Every August 5th, a solemn celebration recalls the Miracle of the Snows. Before the amazed eyes of the congregation, a cascade of white petals descends from the coffered ceiling, blanketing the hypogeum. From the very beginning of his pontificate, Pope John Paul II requested that an oil lamp burn day and night under the icon of the Salus Populi Romani, as witness to his great devotion to the Madonna.

This same Pope, on the eighth of December 2001, inaugurated another precious jewel of the basilica – the museum, where a modern structure would house ancient masterpieces offering visitors a unique perspective of the history of the Basilica.

The numerous treasures contained in the museum render the Basilica of Saint Mary Major a place where art and spirituality combine in a perfect union, offering visitors a unique experience in contemplating the great works of man inspired by God.

The Façade

The façade is the magnificent work of Ferdinand Fuga (1741), and faces east, opening in a portico of five arcades on the lower story and three arches in the upper loggia, which covers the thirteenth-century mosaics of the previous façade.

Like precious gems set into the façade, the mosaics illustrate the origin of the Basilica of Saint Mary Major. In the first scene, the Blessed Virgin appears to Pope Liberius and the Roman Patrician John in the dream that will inspire the location of the new basilica. An exceptional event would confirm the divine will – on August 5, 358, a snowfall covered the Esquiline Hill and in this snow, the Pope traced the perimeter of the future basilica.

Filippo Rusuti’s majestic mosaics welcome visitors, arousing sentiments which draw man closer to the greatness of God. These precious remnants can only be visited through a special guided tour that gratifies the interest of those who contemplate these works of art.

Both in the loggia and in the façade, Fuga’s Baroque tastes and vivid sense of space are amply demonstrated by his architecture. The lower five arches form the portico and support the triple arch of the loggia. This play of open space lightens the heaviness of the columns and their decorative capitals, entablatures, cornices, garlands and cherubs.

The statues accentuating the outline of the façade represent saintly Popes, as well as Saint Charles Borromeo and the Blessed Nicholas Albergati. Crowning the ensemble, as if hovering over from Heaven above, are the Madonna and Child. The façade seems almost like a tabernacle, allowing glimpses of the shimmering, polychrome mosaic concealed behind it.

The foundation stone for this façade was laid on March 4, 1741 by Pope Benedict XIV. Many eighteenth-century sculptors contributed to this remarkable project.
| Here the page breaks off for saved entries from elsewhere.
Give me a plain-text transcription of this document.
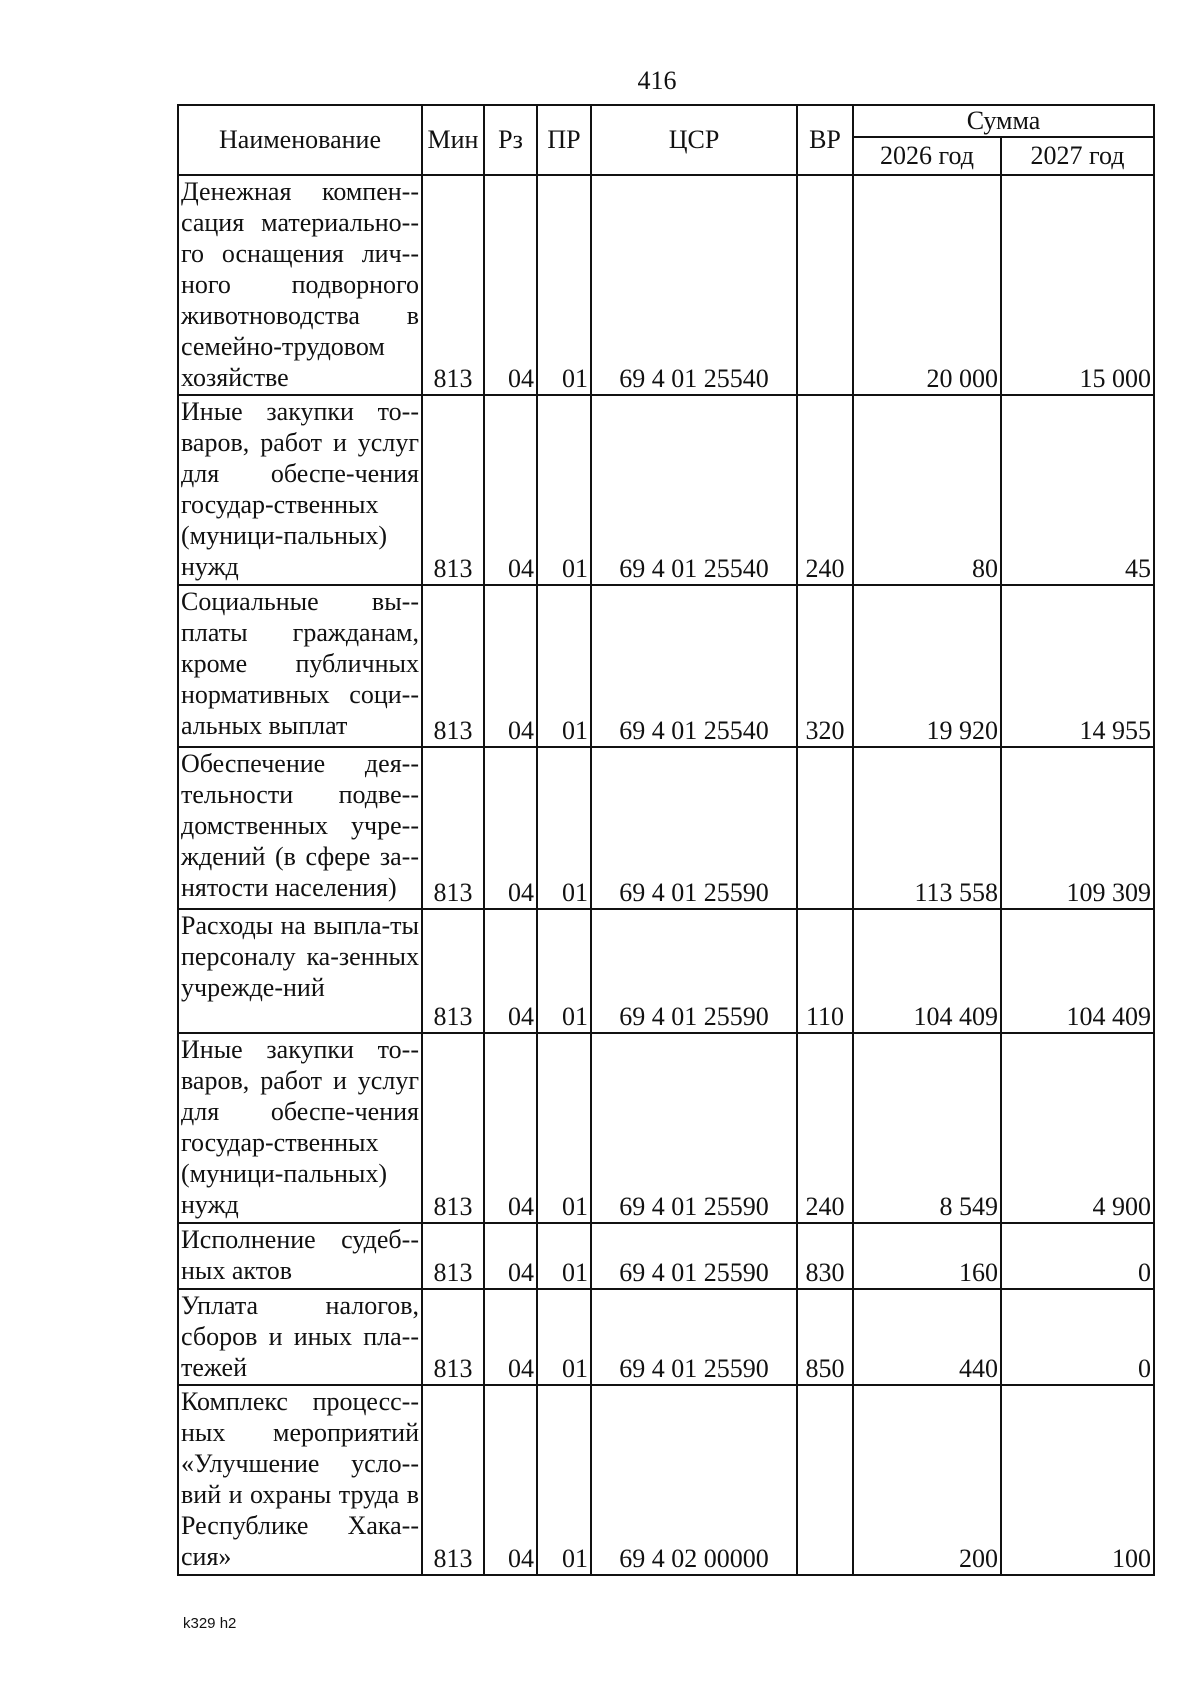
416
Наименование	Мин	Рз	ПР	ЦСР	ВР	Сумма	
						2026 год	2027 год
Денежная компен-сация материально-го оснащения лич-ного подворного животноводства в семейно-трудовом хозяйстве	813	04	01	69 4 01 25540		20 000	15 000
Иные закупки то-варов, работ и услуг для обеспе-чения государ-ственных (муници-пальных) нужд	813	04	01	69 4 01 25540	240	80	45
Социальные вы-платы гражданам, кроме публичных нормативных соци-альных выплат	813	04	01	69 4 01 25540	320	19 920	14 955
Обеспечение дея-тельности подве-домственных учре-ждений (в сфере за-нятости населения)	813	04	01	69 4 01 25590		113 558	109 309
Расходы на выпла-ты персоналу ка-зенных учрежде-ний	813	04	01	69 4 01 25590	110	104 409	104 409
Иные закупки то-варов, работ и услуг для обеспе-чения государ-ственных (муници-пальных) нужд	813	04	01	69 4 01 25590	240	8 549	4 900
Исполнение судеб-ных актов	813	04	01	69 4 01 25590	830	160	0
Уплата налогов, сборов и иных пла-тежей	813	04	01	69 4 01 25590	850	440	0
Комплекс процесс-ных мероприятий «Улучшение усло-вий и охраны труда в Республике Хака-сия»	813	04	01	69 4 02 00000		200	100
k329 h2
The works both within and outside of the Basilica of Saint Mary Major were completed just in time for the Jubilee Year 1750.

One hundred and fifty years separate the construction of the two palaces flanking the façade. Flaminio Ponzio built the structure on the right in 1605, while the second building was designed by Ferdinando Fuga in 1743 to give an overall uniformity to the site. Two graceful allegorical statues surmount the central entrance – Virginity by Giovanni Battista Maini, and Humility, carved by Pietro Bracci, who is also known for his sculptures at the Trevi Fountain.